Watching meteors requires no special gear -- telescopes and binoculars are of no use. So anyone in the Northern Hemisphere with clear skies could see some "shooting stars."
 
Seasoned meteor watchers suggest finding a dark location away from city and suburban lights, if possible. Some brighter streaks will be visible from cities but urban lighting will drown out the bulk of them. Take a blanket or lounge chair so you can lie back and scan as much of the sky as possible, experts say.
 
Perseids can appear anywhere in the sky, but if traced back they will appear to emanate from a point in the constellation Perseus, which rises in late evening in the East and is high overhead in the wee hours before sunrise.
 
When to watch
 
During peak times, and for moments or perhaps hours at a stretch, the Perseids could generate about a meteor every minute for viewer's in dark locations.
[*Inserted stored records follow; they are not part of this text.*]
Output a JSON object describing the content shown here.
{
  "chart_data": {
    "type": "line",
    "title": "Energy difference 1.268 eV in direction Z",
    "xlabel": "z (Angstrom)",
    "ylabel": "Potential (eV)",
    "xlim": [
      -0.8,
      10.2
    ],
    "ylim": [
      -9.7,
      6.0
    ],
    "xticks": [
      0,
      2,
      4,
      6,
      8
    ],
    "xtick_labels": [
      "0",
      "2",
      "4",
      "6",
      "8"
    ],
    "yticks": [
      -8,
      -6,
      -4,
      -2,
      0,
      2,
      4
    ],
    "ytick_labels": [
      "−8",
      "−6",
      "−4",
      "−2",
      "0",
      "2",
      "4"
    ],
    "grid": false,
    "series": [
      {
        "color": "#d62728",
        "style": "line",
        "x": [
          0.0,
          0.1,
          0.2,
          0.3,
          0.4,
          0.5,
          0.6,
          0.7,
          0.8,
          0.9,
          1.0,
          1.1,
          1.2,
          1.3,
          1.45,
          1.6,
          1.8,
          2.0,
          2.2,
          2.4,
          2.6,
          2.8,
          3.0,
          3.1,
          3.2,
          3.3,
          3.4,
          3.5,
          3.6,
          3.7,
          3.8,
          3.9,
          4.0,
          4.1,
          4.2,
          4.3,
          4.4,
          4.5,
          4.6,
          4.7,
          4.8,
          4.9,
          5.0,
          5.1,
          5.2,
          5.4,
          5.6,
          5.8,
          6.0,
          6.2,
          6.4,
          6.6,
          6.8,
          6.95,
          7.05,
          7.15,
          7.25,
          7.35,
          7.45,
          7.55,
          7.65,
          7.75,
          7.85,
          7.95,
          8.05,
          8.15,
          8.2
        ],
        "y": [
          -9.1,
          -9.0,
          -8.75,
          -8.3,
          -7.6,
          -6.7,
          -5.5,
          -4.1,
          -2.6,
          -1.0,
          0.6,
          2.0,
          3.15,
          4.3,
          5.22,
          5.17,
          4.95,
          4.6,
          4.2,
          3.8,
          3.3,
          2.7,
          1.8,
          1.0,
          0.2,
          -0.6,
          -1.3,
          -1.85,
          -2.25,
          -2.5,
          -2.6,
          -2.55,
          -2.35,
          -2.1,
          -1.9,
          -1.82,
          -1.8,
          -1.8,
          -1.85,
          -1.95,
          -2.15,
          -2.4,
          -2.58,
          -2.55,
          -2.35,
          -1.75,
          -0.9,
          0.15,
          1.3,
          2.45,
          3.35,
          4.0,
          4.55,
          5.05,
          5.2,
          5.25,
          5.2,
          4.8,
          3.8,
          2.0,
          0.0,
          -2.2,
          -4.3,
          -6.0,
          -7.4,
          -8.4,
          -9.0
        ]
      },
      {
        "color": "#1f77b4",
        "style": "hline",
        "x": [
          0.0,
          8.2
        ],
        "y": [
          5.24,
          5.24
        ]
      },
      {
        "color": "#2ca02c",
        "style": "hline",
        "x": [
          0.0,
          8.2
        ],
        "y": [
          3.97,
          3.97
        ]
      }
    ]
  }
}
Sporadic brief bursts of a few in a single minute sometimes occur.
 
A good display could begin Wednesday night starting around 9 p.m. local time for those with dark skies. Because of the celestial mechanics involved, a few "earthgrazing" meteors could emerge from near the horizon in these late evening hours and race horizontally across the sky.
 
The hours from 2 a.m. until dawn local time Thursday will be the best. That is when the side of Earth you stand on faces the oncoming stream of debris that creates the shower. Like an ornament on the hood of a car, a predawn viewer sees bits of ancient comet dust being scooped up by Earth's atmosphere as the planet plunges on its orbital course around the Sun. Nighttime meteors have to catch up to the planet.
 
As a bonus Thursday, a thin crescent Moon will appear near Venus in the eastern predawn sky. Venus is unmistakably bright, outshining all other stars and planets right now.
 
Unlike last year when a Full Moon outshone many Perseids, this year the thin Moon won't be much of a hindrance.
 
Behind the shower
 
The Perseids are the result of stream of debris in space laid down by comet Swift-Tuttle, which orbits the Sun every 130 years and spends most of its time in the far reaches of the solar system. On each pass inward, bits of dust -- mostly the size of sand grains but sometimes as big as marbles -- boil from the comet's surface. When Earth passes through the debris each August, the bits are vaporized in the atmosphere.
 
 
"Expect 40 to 60 meteors per hour, some of them bright," says Bill Cooke, a researcher at NASA's Marshall Space Flight Center.
 
An even busier shower might await skywatchers in Europe, Africa and Asia. Astronomers predict Earth will pass through a dense portion of the stream at around 4:50 p.m. ET (20:50 GMT) on Wednesday. The Perseids typically do not put on much of a show south of the equator.
 
The Perseids have been ramping up for about two weeks. The activity will drop off rapidly after Thursday morning but stragglers will appear for up to a week. Other meteors not associated with the Perseids are also visible this time of year.